SPORT
PGE VIVE jedzie do Puław
Szczypiorniści PGE VIVE w środę w meczu 22. kolejki PGNiG Superligi na wyjeździe zmierzą się z Azotami Puławy. – W ostatnich latach zawsze grają o medale. Do tego rywalizują w Pucharze EHF, gdzie zbierają cenne doświadczenie – mówi o najbliższym przeciwniku, Tałant Dujszebajew, trener PGE VIVE.

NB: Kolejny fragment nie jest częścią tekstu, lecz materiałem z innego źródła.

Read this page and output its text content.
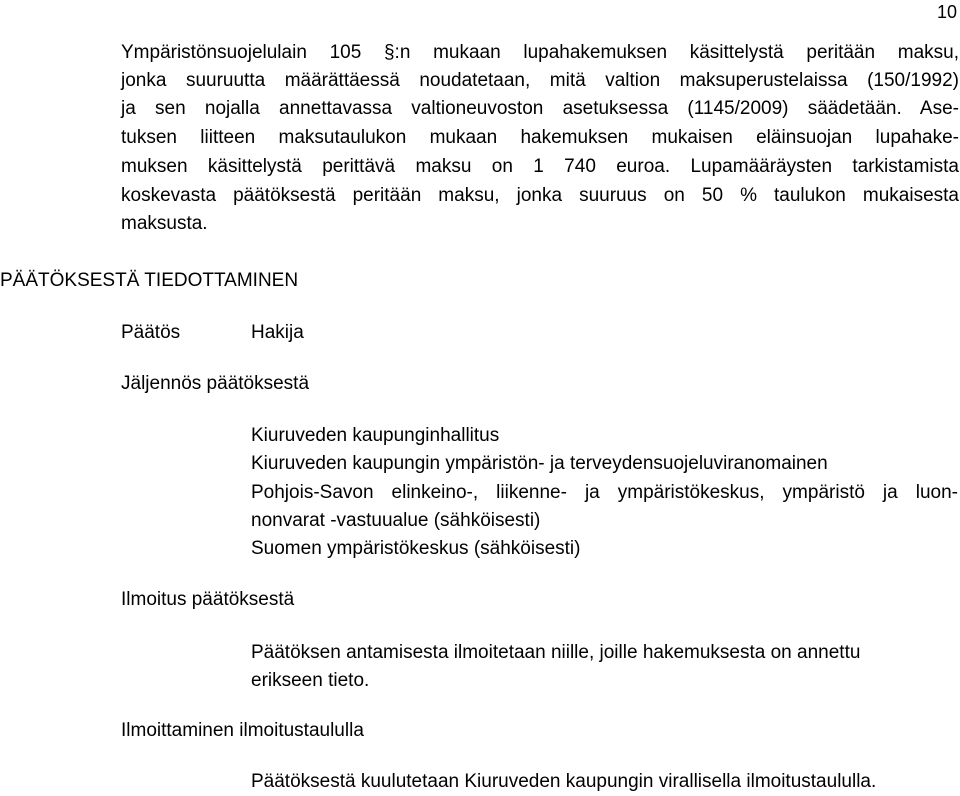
10
Ympäristönsuojelulain 105 §:n mukaan lupahakemuksen käsittelystä peritään maksu,
jonka suuruutta määrättäessä noudatetaan, mitä valtion maksuperustelaissa (150/1992)
ja sen nojalla annettavassa valtioneuvoston asetuksessa (1145/2009) säädetään. Ase-
tuksen liitteen maksutaulukon mukaan hakemuksen mukaisen eläinsuojan lupahake-
muksen käsittelystä perittävä maksu on 1 740 euroa. Lupamääräysten tarkistamista
koskevasta päätöksestä peritään maksu, jonka suuruus on 50 % taulukon mukaisesta
maksusta.
PÄÄTÖKSESTÄ TIEDOTTAMINEN
Päätös	Hakija
Jäljennös päätöksestä
Kiuruveden kaupunginhallitus
Kiuruveden kaupungin ympäristön- ja terveydensuojeluviranomainen
Pohjois-Savon elinkeino-, liikenne- ja ympäristökeskus, ympäristö ja luon-
nonvarat -vastuualue (sähköisesti)
Suomen ympäristökeskus (sähköisesti)
Ilmoitus päätöksestä
Päätöksen antamisesta ilmoitetaan niille, joille hakemuksesta on annettu
erikseen tieto.
Ilmoittaminen ilmoitustaululla
Päätöksestä kuulutetaan Kiuruveden kaupungin virallisella ilmoitustaululla.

Azoty w trwającym sezonie PGNiG Superligi spisują się jednak słabiej niż w poprzednich latach. Puławianie na swoim koncie mają siedem porażek i jedno potknięcie po rzutach karnych, co na tę chwilę daje im. 4. miejsce z ośmiopunktową stratą do trzeciego NMC Górnika Zabrze.
Azoty po 4. kolejkach fazy grupowej Pucharu EHF mają małe szanse na awans do kolejnej rundy. Drużyna z Lubelszczyzny na swoim koncie ma tylko jeden punkt za remis z hiszpańskim Granollers. 1 marca w Puławach doszło do zmiany trenera. Miejsce Bartosza Jureckiego, który został dyrektorem sportowym klubu, zajął jego dotychczasowy asystent – Zbigniew Markuszewski.
– Bardzo podobała mi się ich postawa przeciwko THW Kiel, kiedy przegrali minimalnie trzema bramkami, a gospodarzom bardzo pomógł Andreas Wolff. W Puławach gra kilku moich kolegów z Bałkanów. Panić, Kaleb, Matulić to super zawodnicy. Jeśli Azoty zagrają na swoim wysokim poziomie, to zanosi się na ciekawe widowisko – przekonuje bramkarz mistrza Polski, Filip Ivić.
PGE VIVE do Puław pojedzie najprawdopodobniej pojedzie w trzynastoosobowym składzie. W poniedziałek na około miesiąc wypadł Krzysztof Lijewski, który nadłamał jedną z kości śródręcza. Jego brak oraz dalsza nieobecność Alexa Dujszebajewa oznaczają, że na prawym rozegraniu w zdecydowanie większym wymiarze będzie grał nominalny skrzydłowy, Blaż Janc. Środowy mecz z Azotami rozpocznie się o godz. 20.15.